In Shanghai muss das "Roxie" schließen - und die LGBTQ-Community der Stadt verliert einen ihrer letzten sicheren Treffpunkte. Die Bar stand offenbar schon länger unter Druck.

In einer offiziellen Mitteilung der Bar in der chinesischen Messenger App Wechat hieß es, dass sie aufgrund von "Umständen außerhalb ihrer Macht" schließen musste. Mit der Schließung vertraute Personen sagten, dass die Bar von den chinesischen Behörden als "zu feministisch" erachtet wurde und dass sie schon länger unter Druck stand.

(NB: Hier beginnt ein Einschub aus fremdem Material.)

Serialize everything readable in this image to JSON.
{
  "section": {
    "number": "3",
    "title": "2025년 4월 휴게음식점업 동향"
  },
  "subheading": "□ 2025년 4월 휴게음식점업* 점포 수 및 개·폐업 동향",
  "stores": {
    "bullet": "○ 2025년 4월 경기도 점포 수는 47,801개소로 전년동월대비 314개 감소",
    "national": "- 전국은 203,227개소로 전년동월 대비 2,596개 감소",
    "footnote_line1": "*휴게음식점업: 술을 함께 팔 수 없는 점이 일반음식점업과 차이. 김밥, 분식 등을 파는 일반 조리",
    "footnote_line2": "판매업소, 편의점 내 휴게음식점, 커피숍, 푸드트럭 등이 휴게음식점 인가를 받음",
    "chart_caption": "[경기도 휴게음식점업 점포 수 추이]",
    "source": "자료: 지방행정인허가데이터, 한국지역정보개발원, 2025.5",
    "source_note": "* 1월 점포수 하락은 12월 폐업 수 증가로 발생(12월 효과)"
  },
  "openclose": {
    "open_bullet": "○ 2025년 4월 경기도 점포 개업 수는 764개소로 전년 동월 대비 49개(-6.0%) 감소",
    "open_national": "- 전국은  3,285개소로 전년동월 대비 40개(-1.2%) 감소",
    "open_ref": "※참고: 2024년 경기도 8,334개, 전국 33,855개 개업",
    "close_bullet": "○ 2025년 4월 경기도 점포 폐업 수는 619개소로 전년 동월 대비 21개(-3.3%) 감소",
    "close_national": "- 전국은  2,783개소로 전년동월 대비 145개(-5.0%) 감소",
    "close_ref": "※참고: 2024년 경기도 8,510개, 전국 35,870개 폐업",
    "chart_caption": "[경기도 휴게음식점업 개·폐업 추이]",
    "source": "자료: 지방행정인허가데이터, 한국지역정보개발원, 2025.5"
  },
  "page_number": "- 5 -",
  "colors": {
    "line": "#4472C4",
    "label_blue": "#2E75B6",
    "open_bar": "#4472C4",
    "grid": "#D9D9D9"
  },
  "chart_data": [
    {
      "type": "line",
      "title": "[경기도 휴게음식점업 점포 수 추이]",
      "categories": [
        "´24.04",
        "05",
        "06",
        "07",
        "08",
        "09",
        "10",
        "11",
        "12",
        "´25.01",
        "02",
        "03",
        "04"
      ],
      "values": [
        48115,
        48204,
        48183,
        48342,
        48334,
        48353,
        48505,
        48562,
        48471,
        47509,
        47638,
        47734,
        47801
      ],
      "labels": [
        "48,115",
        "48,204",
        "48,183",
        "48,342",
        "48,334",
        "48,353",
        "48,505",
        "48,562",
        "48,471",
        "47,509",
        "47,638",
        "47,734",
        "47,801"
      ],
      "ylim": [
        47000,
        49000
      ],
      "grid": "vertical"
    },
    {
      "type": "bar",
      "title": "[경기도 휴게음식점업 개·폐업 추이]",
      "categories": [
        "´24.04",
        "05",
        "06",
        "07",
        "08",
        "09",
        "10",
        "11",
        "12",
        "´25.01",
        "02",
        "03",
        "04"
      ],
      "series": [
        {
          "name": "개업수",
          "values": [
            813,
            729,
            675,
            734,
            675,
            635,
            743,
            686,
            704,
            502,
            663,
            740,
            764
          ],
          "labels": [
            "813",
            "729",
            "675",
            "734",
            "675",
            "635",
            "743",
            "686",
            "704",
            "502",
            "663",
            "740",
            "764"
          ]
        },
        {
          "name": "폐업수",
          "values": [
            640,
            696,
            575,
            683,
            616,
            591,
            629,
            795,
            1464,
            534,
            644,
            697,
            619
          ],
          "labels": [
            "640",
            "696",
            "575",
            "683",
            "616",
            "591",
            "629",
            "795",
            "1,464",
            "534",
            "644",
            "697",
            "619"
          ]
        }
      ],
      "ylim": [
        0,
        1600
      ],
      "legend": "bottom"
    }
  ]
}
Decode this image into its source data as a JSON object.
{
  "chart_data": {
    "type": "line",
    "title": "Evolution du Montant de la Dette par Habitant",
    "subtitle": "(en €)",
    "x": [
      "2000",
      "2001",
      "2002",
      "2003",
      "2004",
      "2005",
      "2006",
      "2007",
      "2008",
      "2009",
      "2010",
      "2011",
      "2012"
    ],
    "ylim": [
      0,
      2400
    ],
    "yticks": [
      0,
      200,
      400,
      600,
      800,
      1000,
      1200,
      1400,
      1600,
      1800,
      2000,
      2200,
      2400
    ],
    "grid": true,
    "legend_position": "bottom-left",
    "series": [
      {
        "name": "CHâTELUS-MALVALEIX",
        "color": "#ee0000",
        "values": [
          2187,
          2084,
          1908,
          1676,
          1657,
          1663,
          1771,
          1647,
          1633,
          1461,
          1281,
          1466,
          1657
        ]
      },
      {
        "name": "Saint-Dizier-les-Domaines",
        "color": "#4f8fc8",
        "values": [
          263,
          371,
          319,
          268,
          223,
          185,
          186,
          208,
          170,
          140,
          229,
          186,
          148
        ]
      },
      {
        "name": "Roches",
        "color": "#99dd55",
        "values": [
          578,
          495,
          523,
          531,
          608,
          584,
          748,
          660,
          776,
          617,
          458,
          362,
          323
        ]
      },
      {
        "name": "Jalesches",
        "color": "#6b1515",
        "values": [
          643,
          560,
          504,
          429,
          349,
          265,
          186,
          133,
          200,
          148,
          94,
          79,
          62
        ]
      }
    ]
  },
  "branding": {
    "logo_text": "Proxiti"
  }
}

Seit der Machtübernahme von Staats- und Parteichef Xi Jinping vor mehr als zehn Jahren geht China verstärkt sowohl gegen feministischen als auch LGBTQ-Aktivismus vor. So wurden in den vergangenen Jahren vermehrt Gruppen an Unis geschlossen und Pride-Veranstaltungen eingestellt.

Frauen ohne Kinderwunsch sind nicht erwünscht

Die Staats- und Parteiführung propagiert das traditionelle Familienbild von Mann und Frau. Die Regierung will, dass die Frauen mehr Kinder bekommen und fördert Initiativen, um die Geburtenrate zu steigern. Feministische, unabhängige junge Frauen, ohne Wunsch zu heiraten und Kinder zu bekommen, sind von der Regierung nicht erwünscht. Gerade deshalb war das "Roxie" für viele lesbische und feministische Frauen ein Ort der Begegnung - egal welcher Herkunft.